Review of the Steam release

A week ago Quake Live was released to Steam and with it came a lot of new people, interested to find out what classic hardcore arena shooters are about. Or as I see it, mostly to have to some good old fun with crazy weapons and people hopping around as if their lives depended on it (and it does). Let’s take a look at what this particular release brought.

Now let’s get this out of the way first: as soon as you launch the Steam client, you will be asked to login with an existing Quake Live account or create a new one. Logging in with an existing account locks that account permanently to your Steam account. There’s no going back. You can only use that account by using Steam. The standalone game will no longer work for that specific account. You can only link 1 Quake Live account to 1 Steam account.

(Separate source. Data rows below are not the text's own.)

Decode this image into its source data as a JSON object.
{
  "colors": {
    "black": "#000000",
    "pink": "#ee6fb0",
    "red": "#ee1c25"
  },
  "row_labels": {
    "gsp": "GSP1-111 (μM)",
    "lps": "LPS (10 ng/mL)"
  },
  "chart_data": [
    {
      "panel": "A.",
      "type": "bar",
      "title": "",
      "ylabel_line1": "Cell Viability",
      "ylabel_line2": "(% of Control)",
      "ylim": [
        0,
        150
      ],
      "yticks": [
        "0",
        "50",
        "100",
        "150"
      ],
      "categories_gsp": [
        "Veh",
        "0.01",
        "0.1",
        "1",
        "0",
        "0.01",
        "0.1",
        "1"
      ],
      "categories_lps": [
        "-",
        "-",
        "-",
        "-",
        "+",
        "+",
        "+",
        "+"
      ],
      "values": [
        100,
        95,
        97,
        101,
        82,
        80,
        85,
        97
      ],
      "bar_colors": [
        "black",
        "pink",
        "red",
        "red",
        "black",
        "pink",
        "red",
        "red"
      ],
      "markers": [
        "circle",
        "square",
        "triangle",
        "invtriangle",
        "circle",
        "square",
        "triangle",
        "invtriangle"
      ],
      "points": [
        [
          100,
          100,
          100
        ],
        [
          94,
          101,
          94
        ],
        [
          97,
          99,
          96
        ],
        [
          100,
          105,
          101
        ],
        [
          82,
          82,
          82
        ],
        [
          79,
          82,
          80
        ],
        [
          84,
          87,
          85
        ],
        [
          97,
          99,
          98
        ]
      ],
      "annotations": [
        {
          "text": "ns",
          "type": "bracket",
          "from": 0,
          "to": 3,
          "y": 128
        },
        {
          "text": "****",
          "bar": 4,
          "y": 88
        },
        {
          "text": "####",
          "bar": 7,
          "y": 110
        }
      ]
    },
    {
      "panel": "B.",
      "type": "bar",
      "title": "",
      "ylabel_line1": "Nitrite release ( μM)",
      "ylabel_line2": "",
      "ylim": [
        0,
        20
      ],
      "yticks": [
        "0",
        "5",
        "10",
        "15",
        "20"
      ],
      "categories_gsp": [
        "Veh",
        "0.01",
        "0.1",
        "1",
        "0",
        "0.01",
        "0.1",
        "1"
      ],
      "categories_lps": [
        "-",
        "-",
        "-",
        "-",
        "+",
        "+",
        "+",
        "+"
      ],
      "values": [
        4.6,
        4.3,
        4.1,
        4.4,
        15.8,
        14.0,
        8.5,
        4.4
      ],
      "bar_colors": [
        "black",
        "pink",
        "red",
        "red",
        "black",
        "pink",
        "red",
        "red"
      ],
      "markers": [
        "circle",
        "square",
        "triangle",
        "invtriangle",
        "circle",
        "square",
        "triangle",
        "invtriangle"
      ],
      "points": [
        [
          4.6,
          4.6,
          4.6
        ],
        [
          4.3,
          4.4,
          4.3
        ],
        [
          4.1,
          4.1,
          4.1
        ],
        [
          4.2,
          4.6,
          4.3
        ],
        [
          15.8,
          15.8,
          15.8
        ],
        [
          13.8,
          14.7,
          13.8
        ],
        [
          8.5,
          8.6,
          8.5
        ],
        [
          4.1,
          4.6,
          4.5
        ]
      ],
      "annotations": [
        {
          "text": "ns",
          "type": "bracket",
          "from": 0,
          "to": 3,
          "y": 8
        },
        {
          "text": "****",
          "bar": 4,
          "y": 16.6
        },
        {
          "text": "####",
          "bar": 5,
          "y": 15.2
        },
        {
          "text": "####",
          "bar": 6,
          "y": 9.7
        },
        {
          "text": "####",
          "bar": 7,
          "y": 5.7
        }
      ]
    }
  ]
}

As mentioned before, new payment options became available with the Steam release, which allows you to pay via PayPal amongst others. Please note that you should add the necessary funds to your Steam Wallet first, as this gives you more options than going via the Quake Live subscription page to add the funds. So the steps to redeem a code are: add funds to the Steam Wallet first, then go to the Quake Live subscription page located in the Account Settings menu, then click Go Pro and choose the subscription of your choice (paid with the funds from the Wallet). I’d like to mention that besides using any of the credit or debit card companies to add funds online, you can also go to a gaming store and buy a Steam Wallet Card.

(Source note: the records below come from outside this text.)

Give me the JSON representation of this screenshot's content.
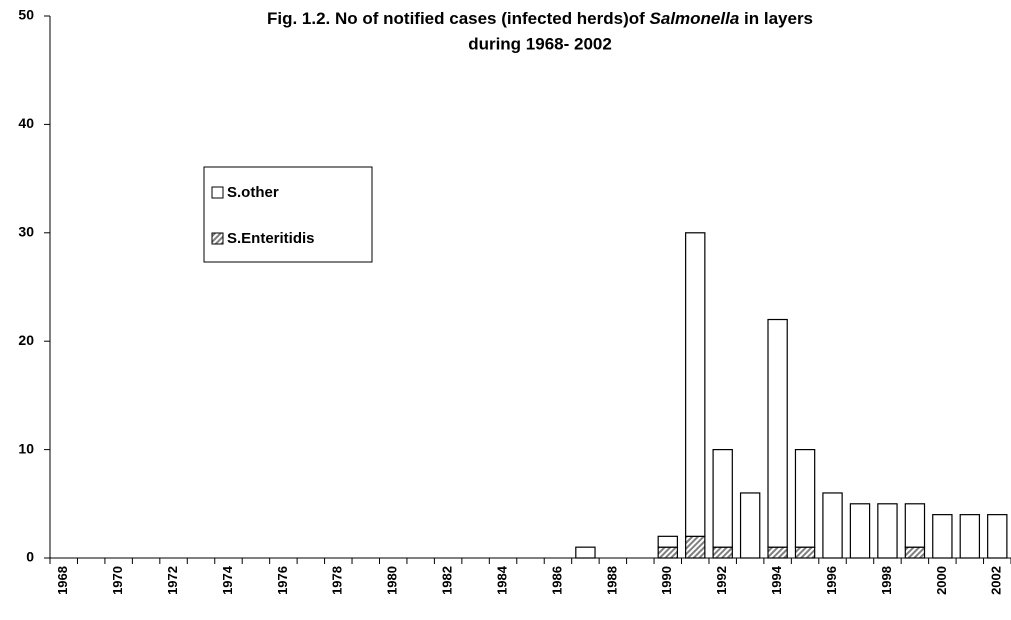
{
  "chart_data": {
    "type": "stacked_bar",
    "title": [
      "Fig. 1.2.  No of notified cases (infected herds)of ",
      "Salmonella",
      " in layers",
      "during 1968- 2002"
    ],
    "categories": [
      "1968",
      null,
      "1970",
      null,
      "1972",
      null,
      "1974",
      null,
      "1976",
      null,
      "1978",
      null,
      "1980",
      null,
      "1982",
      null,
      "1984",
      null,
      "1986",
      null,
      "1988",
      null,
      "1990",
      null,
      "1992",
      null,
      "1994",
      null,
      "1996",
      null,
      "1998",
      null,
      "2000",
      null,
      "2002"
    ],
    "series": [
      {
        "name": "S.Enteritidis",
        "color": "#7f7f7f",
        "hatch": true,
        "values": [
          0,
          0,
          0,
          0,
          0,
          0,
          0,
          0,
          0,
          0,
          0,
          0,
          0,
          0,
          0,
          0,
          0,
          0,
          0,
          0,
          0,
          0,
          1,
          2,
          1,
          0,
          1,
          1,
          0,
          0,
          0,
          1,
          0,
          0,
          0
        ]
      },
      {
        "name": "S.other",
        "color": "#ffffff",
        "hatch": false,
        "values": [
          0,
          0,
          0,
          0,
          0,
          0,
          0,
          0,
          0,
          0,
          0,
          0,
          0,
          0,
          0,
          0,
          0,
          0,
          0,
          1,
          0,
          0,
          1,
          28,
          9,
          6,
          21,
          9,
          6,
          5,
          5,
          4,
          4,
          4,
          4
        ]
      }
    ],
    "ylim": [
      0,
      50
    ],
    "yticks": [
      0,
      10,
      20,
      30,
      40,
      50
    ],
    "grid": false
  }
}
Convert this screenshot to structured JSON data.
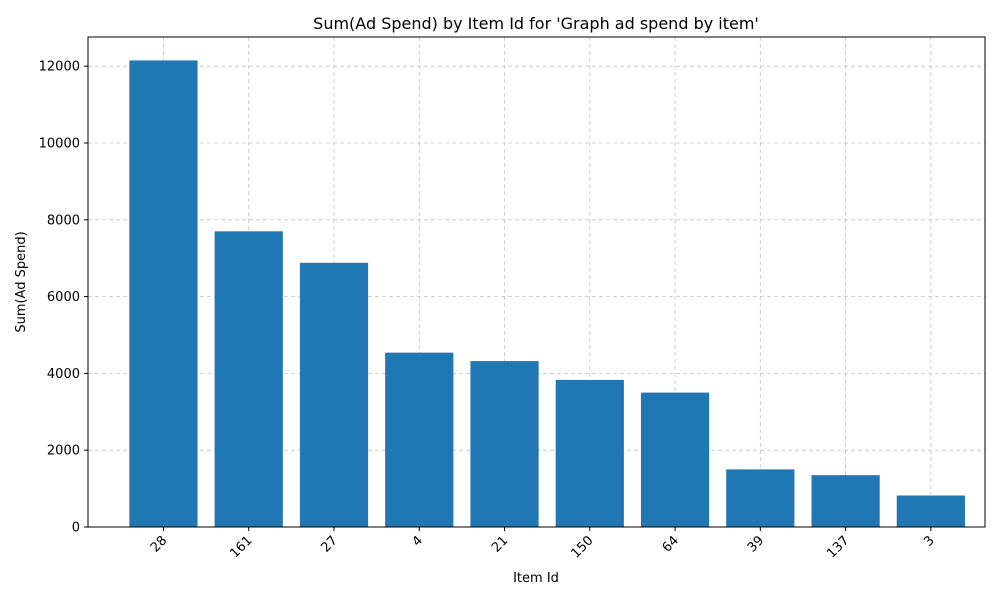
{
  "chart_data": {
    "type": "bar",
    "title": "Sum(Ad Spend) by Item Id for 'Graph ad spend by item'",
    "xlabel": "Item Id",
    "ylabel": "Sum(Ad Spend)",
    "categories": [
      "28",
      "161",
      "27",
      "4",
      "21",
      "150",
      "64",
      "39",
      "137",
      "3"
    ],
    "values": [
      12150,
      7700,
      6880,
      4540,
      4320,
      3830,
      3500,
      1500,
      1350,
      820
    ],
    "yticks": [
      0,
      2000,
      4000,
      6000,
      8000,
      10000,
      12000
    ],
    "ytick_labels": [
      "0",
      "2000",
      "4000",
      "6000",
      "8000",
      "10000",
      "12000"
    ],
    "ylim": [
      0,
      12760
    ],
    "grid": true,
    "bar_color": "#1f77b4",
    "xtick_rotation": "45 degrees"
  }
}
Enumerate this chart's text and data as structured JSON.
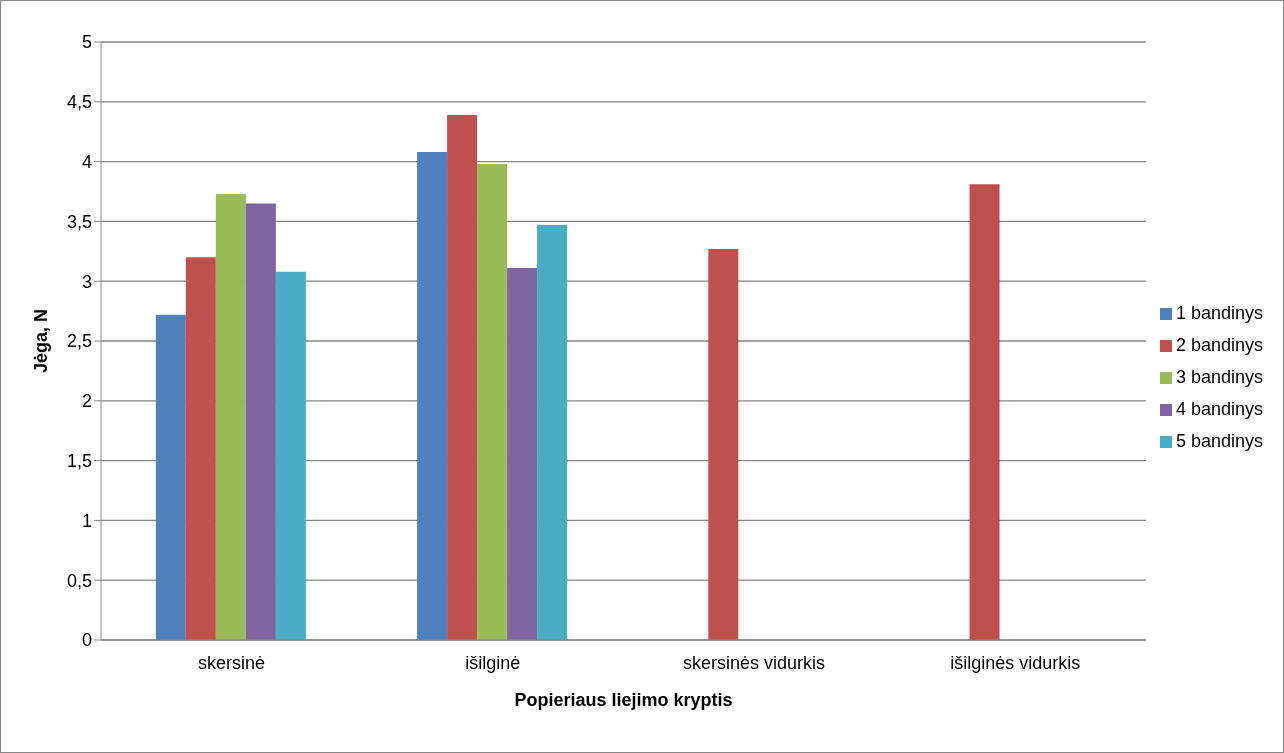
{
  "chart_data": {
    "type": "bar",
    "xlabel": "Popieriaus liejimo kryptis",
    "ylabel": "Jėga, N",
    "categories": [
      "skersinė",
      "išilginė",
      "skersinės vidurkis",
      "išilginės vidurkis"
    ],
    "series": [
      {
        "name": "1 bandinys",
        "color": "#4f81bd",
        "values": [
          2.72,
          4.08,
          null,
          null
        ]
      },
      {
        "name": "2 bandinys",
        "color": "#c0504d",
        "values": [
          3.2,
          4.39,
          3.27,
          3.81
        ]
      },
      {
        "name": "3 bandinys",
        "color": "#9bbb59",
        "values": [
          3.73,
          3.98,
          null,
          null
        ]
      },
      {
        "name": "4 bandinys",
        "color": "#8064a2",
        "values": [
          3.65,
          3.11,
          null,
          null
        ]
      },
      {
        "name": "5 bandinys",
        "color": "#4bacc6",
        "values": [
          3.08,
          3.47,
          null,
          null
        ]
      }
    ],
    "ylim": [
      0,
      5
    ],
    "yticks": [
      {
        "value": 0,
        "label": "0"
      },
      {
        "value": 0.5,
        "label": "0,5"
      },
      {
        "value": 1,
        "label": "1"
      },
      {
        "value": 1.5,
        "label": "1,5"
      },
      {
        "value": 2,
        "label": "2"
      },
      {
        "value": 2.5,
        "label": "2,5"
      },
      {
        "value": 3,
        "label": "3"
      },
      {
        "value": 3.5,
        "label": "3,5"
      },
      {
        "value": 4,
        "label": "4"
      },
      {
        "value": 4.5,
        "label": "4,5"
      },
      {
        "value": 5,
        "label": "5"
      }
    ],
    "grid": "y",
    "legend": "right"
  }
}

In terms of fresh blood and player numbers we have some interesting news. For those who saw the video review made by TotalBiscuit, he mentions that he knows from “a couple of sources” than Quake Live had between 100 and 500 concurrent players before the Steam release. Those are some hard numbers that reveal the reality of the Quake Live player numbers. It’s in stark contrast to the player numbers after the Steam release: over a span of the last 48 hours the game peaked at 6154, being in the top 20 of the most players online for all Steam games and at the moment of writing there are 2659 players online. It seems that the number of players is pretty stable after this first week, with a dip in the mornings and peaks in the evenings (understandable). Hopefully we are able to attain the new players permanently and this brings us to the next part.


I’d like to ask that any veteran players that encounter new players who are having some trouble to help them to get better. Give them a few tips that can immediately improve their game. When you start ripping through people or see someone aimlessly wandering around shooting even their own team, take a moment to stop and explain what’s going on a bit so they too can learn to enjoy the intricacies of the game, this including gameplay elements as well as improving their own personal experience through the tweaking of the configuration.

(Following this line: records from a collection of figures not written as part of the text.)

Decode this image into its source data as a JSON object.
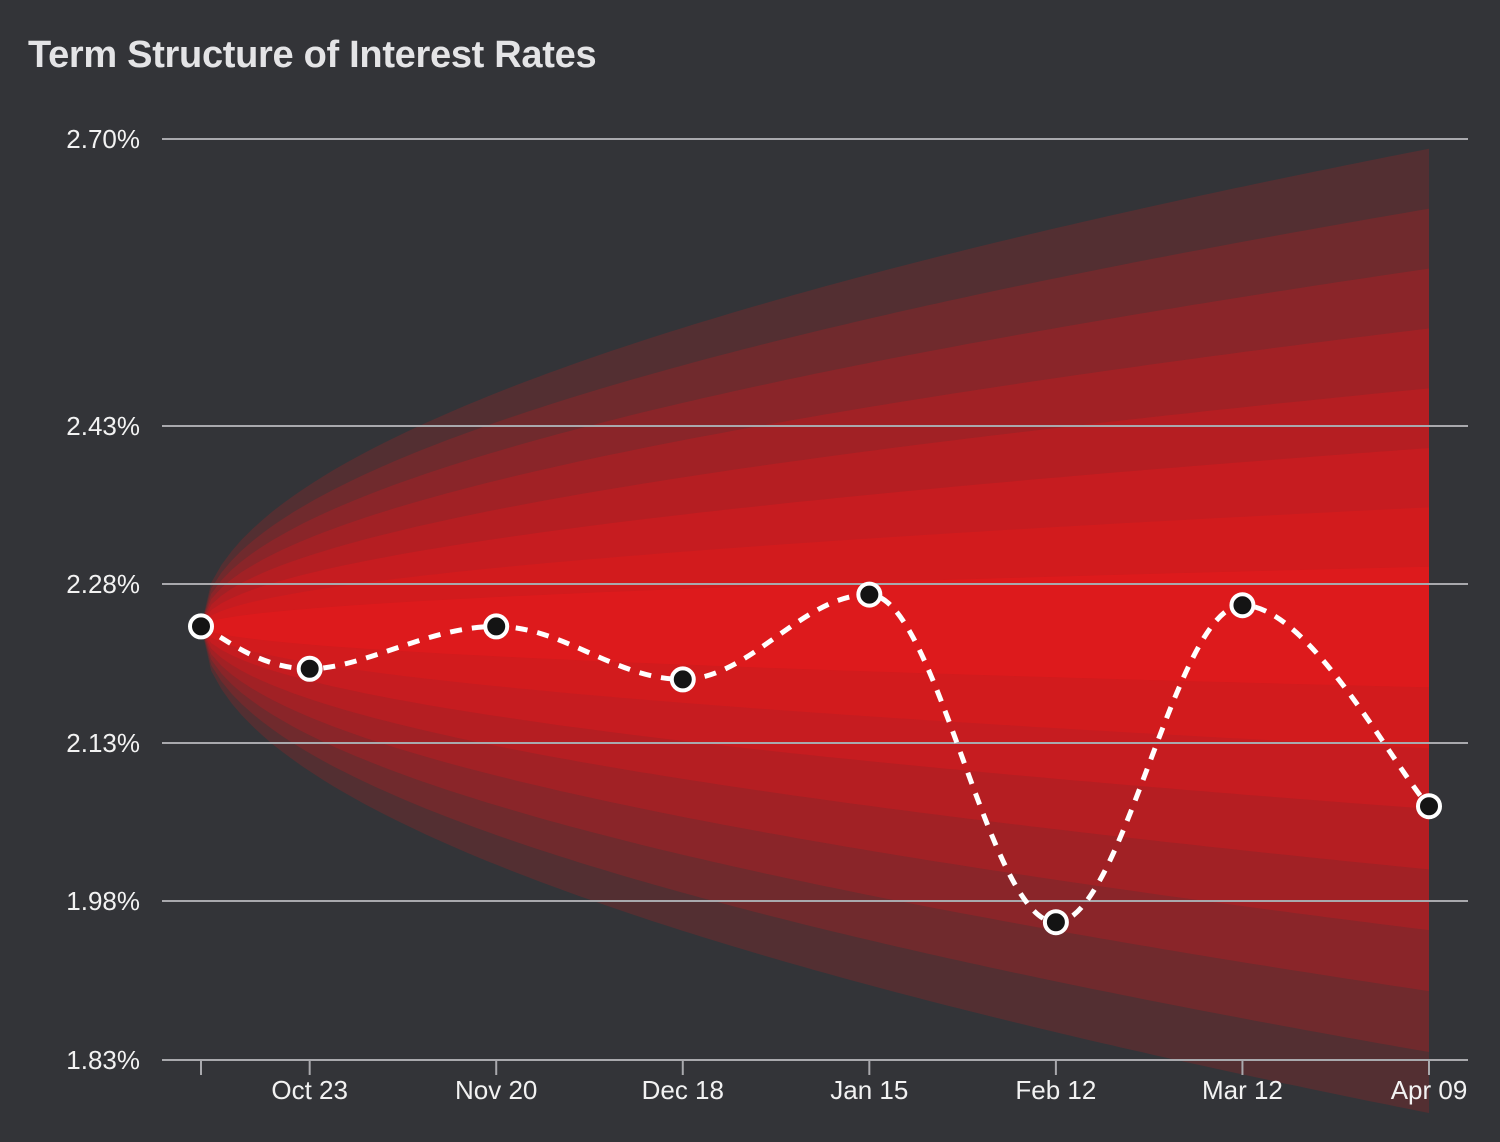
{
  "chart_data": {
    "type": "line",
    "title": "Term Structure of Interest Rates",
    "xlabel": "",
    "ylabel": "",
    "y_tick_labels": [
      "2.70%",
      "2.43%",
      "2.28%",
      "2.13%",
      "1.98%",
      "1.83%"
    ],
    "y_tick_values": [
      2.7,
      2.43,
      2.28,
      2.13,
      1.98,
      1.83
    ],
    "ylim": [
      1.83,
      2.7
    ],
    "x_tick_labels": [
      "",
      "Oct 23",
      "Nov 20",
      "Dec 18",
      "Jan 15",
      "Feb 12",
      "Mar 12",
      "Apr 09"
    ],
    "x_tick_positions_weeks": [
      0,
      2.33,
      6.33,
      10.33,
      14.33,
      18.33,
      22.33,
      26.33
    ],
    "xlim_weeks": [
      0,
      26.33
    ],
    "series": [
      {
        "name": "Rate",
        "x_weeks": [
          0,
          2.33,
          6.33,
          10.33,
          14.33,
          18.33,
          22.33,
          26.33
        ],
        "values": [
          2.24,
          2.2,
          2.24,
          2.19,
          2.27,
          1.96,
          2.26,
          2.07
        ],
        "style": "dashed"
      }
    ],
    "fan": {
      "start_value": 2.24,
      "end_center": 2.24,
      "end_max_halfwidth": 0.46,
      "bands": 8,
      "color": "#e8191b"
    },
    "grid": true,
    "legend": "none"
  }
}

A new version brings changes and in the case of the Steam release it means that files have been relocated. For anyone is who looking for an edge in Quake you might have heard of config tweaking. This config has been relocated to the SteamApps folder, for which I will update all articles on our website. If you are interested in trying a “competitive” configuration, you can open the options menu while you are connected to a server and go to Game Settings. At the bottom you can find some premade configurations, one of them being “competitive”. Select it and hit Apply to see what that gives you.